Le esorbitanti spese sostenute e quelle necessarie per soddisfare la sua passione di collezionista e mecenate, costrinsero il cardinale Albani alla vendita della sua proprietà. Nel 1867 i Torlonia, famiglia con grandi interessi bancari e proprietaria dei vasti territori del Fucino, acquistarono il Palazzo e la collezione. Unificando la collezione Albani con le collezioni già acquisite dei marmi Giustiniani e Cavacappi ed i famosi affreschi della tomba Francois di Vulci, crearono un patrimonio culturale privato ineguagliabile.
Oggi la Villa Albani Torlonia conserva ancora il suo aspetto settecentesco; tuttavia il giardino appare in forte degrado; i tempietti e le numerosi marmi che adornano il giardino richiederebbero una necessaria periodica manutenzione (fig.11);
le sculture della collezione sono state trasferite nel Palazzo Torlonia di via della Lungara, accanto a Palazzo Corsini, che fino agli anni ‘Quaranta fu sede del Museo Torlona; la Villa è purtroppo difficile da visitare e pochi a Roma la conoscono; è necessario compilare un modulo di richiesta (info@fondazionetorlonia.or) precisando i motivi scientifici che ne giustifichino un sopralluogo, ma con poche speranze che la richiesta venga accolta.

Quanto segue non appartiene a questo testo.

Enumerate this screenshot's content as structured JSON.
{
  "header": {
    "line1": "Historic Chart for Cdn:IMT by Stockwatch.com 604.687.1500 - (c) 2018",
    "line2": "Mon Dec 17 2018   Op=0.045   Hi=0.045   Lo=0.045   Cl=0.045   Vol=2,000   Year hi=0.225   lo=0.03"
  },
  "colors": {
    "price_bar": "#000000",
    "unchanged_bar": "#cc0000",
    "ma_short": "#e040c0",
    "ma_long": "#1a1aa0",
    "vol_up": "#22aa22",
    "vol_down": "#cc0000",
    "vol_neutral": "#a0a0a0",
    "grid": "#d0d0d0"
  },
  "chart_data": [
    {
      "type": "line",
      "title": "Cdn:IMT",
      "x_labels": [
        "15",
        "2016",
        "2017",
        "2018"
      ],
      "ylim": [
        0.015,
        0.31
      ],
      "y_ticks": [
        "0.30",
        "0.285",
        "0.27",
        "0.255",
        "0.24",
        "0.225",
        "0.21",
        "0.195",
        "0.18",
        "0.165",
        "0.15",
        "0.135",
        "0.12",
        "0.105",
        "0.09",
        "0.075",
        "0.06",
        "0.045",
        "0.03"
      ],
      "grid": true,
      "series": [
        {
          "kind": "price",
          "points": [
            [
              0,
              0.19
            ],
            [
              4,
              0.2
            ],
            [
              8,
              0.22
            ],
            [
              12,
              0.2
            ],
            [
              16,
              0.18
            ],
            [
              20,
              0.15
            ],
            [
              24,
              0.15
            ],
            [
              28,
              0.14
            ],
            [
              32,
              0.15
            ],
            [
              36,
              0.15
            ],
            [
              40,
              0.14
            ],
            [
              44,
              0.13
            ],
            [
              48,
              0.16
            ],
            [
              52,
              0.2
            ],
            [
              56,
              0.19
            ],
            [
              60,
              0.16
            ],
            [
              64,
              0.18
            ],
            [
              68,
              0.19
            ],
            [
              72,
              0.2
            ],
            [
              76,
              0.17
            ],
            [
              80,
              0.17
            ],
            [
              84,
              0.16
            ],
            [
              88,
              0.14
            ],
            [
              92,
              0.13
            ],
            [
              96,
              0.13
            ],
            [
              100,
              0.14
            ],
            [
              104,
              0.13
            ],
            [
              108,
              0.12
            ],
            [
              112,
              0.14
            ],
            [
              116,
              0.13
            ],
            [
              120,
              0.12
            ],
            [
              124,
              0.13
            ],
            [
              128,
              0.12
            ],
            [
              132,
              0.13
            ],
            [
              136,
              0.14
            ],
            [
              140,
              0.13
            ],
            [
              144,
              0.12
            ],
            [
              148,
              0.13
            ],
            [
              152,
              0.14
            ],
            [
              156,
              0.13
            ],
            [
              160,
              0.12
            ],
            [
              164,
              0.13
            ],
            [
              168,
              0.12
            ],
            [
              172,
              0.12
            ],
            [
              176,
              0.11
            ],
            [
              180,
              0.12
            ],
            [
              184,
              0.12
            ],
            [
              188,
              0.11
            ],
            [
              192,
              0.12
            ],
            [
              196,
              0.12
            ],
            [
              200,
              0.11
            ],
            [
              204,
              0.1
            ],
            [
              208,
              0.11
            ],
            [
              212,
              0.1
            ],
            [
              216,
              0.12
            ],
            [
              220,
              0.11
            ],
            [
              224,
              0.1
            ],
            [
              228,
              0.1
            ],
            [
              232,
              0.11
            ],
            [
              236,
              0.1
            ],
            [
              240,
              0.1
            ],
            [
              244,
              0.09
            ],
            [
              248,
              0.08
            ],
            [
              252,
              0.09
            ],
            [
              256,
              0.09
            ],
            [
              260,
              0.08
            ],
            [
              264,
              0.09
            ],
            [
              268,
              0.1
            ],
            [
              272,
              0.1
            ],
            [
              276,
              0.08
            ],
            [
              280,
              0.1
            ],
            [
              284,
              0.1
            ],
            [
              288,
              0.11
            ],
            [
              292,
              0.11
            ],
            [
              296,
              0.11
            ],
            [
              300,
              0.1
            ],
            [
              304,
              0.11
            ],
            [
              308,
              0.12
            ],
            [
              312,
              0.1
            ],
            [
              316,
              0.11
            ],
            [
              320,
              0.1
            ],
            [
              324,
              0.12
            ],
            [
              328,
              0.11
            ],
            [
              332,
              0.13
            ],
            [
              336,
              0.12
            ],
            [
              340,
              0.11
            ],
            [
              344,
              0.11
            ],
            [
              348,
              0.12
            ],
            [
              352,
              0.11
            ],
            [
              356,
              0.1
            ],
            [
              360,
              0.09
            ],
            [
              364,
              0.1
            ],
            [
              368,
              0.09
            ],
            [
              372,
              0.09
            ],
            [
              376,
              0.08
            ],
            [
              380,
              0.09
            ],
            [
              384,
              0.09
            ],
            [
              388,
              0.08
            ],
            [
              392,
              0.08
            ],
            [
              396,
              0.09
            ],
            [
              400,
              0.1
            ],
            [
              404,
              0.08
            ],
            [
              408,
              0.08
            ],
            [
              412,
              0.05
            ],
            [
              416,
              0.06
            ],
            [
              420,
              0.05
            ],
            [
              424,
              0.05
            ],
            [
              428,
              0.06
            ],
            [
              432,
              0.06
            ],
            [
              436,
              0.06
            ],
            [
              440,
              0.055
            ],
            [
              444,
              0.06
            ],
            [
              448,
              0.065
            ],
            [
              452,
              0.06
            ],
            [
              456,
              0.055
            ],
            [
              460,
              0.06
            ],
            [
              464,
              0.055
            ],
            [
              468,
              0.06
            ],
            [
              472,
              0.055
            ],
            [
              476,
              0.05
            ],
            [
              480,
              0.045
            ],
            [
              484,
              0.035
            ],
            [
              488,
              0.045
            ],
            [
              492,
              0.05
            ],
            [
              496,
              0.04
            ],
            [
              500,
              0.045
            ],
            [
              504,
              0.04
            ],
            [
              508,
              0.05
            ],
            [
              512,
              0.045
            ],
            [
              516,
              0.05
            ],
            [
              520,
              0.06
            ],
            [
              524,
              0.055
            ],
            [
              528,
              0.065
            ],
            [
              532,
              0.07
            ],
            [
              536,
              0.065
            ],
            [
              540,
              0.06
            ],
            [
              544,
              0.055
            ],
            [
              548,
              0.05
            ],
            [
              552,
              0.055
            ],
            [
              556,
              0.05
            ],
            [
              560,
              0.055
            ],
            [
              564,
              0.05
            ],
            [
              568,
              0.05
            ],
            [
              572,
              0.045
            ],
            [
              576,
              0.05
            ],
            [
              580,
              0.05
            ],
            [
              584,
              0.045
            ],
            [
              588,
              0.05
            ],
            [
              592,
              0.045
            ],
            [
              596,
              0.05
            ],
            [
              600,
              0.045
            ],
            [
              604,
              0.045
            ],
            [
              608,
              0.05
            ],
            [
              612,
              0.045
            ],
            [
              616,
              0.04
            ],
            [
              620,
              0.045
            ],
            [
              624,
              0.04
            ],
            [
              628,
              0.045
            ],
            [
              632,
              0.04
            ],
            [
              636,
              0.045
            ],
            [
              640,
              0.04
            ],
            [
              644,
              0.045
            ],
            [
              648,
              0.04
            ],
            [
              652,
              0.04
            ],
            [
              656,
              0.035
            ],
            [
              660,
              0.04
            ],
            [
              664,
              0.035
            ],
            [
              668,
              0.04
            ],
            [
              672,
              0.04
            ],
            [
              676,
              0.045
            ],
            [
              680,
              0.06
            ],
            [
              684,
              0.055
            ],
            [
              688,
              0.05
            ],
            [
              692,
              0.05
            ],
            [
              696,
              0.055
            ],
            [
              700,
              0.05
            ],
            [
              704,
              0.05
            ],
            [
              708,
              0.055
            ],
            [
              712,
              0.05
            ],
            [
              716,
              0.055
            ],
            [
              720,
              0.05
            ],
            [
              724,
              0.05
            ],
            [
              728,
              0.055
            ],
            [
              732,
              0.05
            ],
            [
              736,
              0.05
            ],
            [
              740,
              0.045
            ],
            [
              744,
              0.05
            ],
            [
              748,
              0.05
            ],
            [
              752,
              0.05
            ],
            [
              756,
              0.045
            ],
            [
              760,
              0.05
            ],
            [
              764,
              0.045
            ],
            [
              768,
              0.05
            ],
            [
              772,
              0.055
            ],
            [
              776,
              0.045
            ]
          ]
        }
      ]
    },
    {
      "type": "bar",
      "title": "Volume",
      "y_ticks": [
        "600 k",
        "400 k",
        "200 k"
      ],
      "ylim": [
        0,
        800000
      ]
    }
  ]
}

Fin dal 1948 il palazzo di via della Lungara è stato sottoposto a vincolo; circa 40 anni fa i Torlonia, autorizzati a restaurarne il tetto, ne hanno, con l’occasione, ristrutturati gli interni ricavandone 93 miniappartamenti, e ammassando la collezione, compresa la collezione Albani, negli scantinati del palazzo (fig. 12). Le istituzioni non sono intervenute e l’opinione pubblica è stata tenuta all’oscuro.
Va sottolineato che il Codice dei Beni Culturali impone che
“i privati proprietari, possessori o detentori di bene appartenenti al patrimonio culturale sono tenuti a garantirne la conservazione”
e che Il Ministero può imporre al proprietario, possessore o detentore a qualsiasi titolo, gli interventi necessari per assicurare la conservazione dei beni culturali, ovvero provvedervi direttamente (articoli 1 e 32).
Finalmente, nell’Aprile 2020, grazie all’accordo fra il Ministero dei BB.CC. e la Fondazione Torlonia, si terrà a Roma, presso Palazzo Caffarelli al Campidoglio, una storica esposizione dei marmi e delle sculture della Collezione Albani -Torlonia.
Curatore della mostra sarà Salvatore Settis che in un intervista ha precisato il carattere della esposizione.
“Gli oggetti del Museo Torlonia che avevo a disposizione erano oltre 600. Chiaramente non si potevano esporre tutti. Ne abbiamo scelti 96. Cercheremo di far vedere come la collezione di antichità sia stata uno status symbol dalla metà del Quattrocento a tutto l’Ottocento”.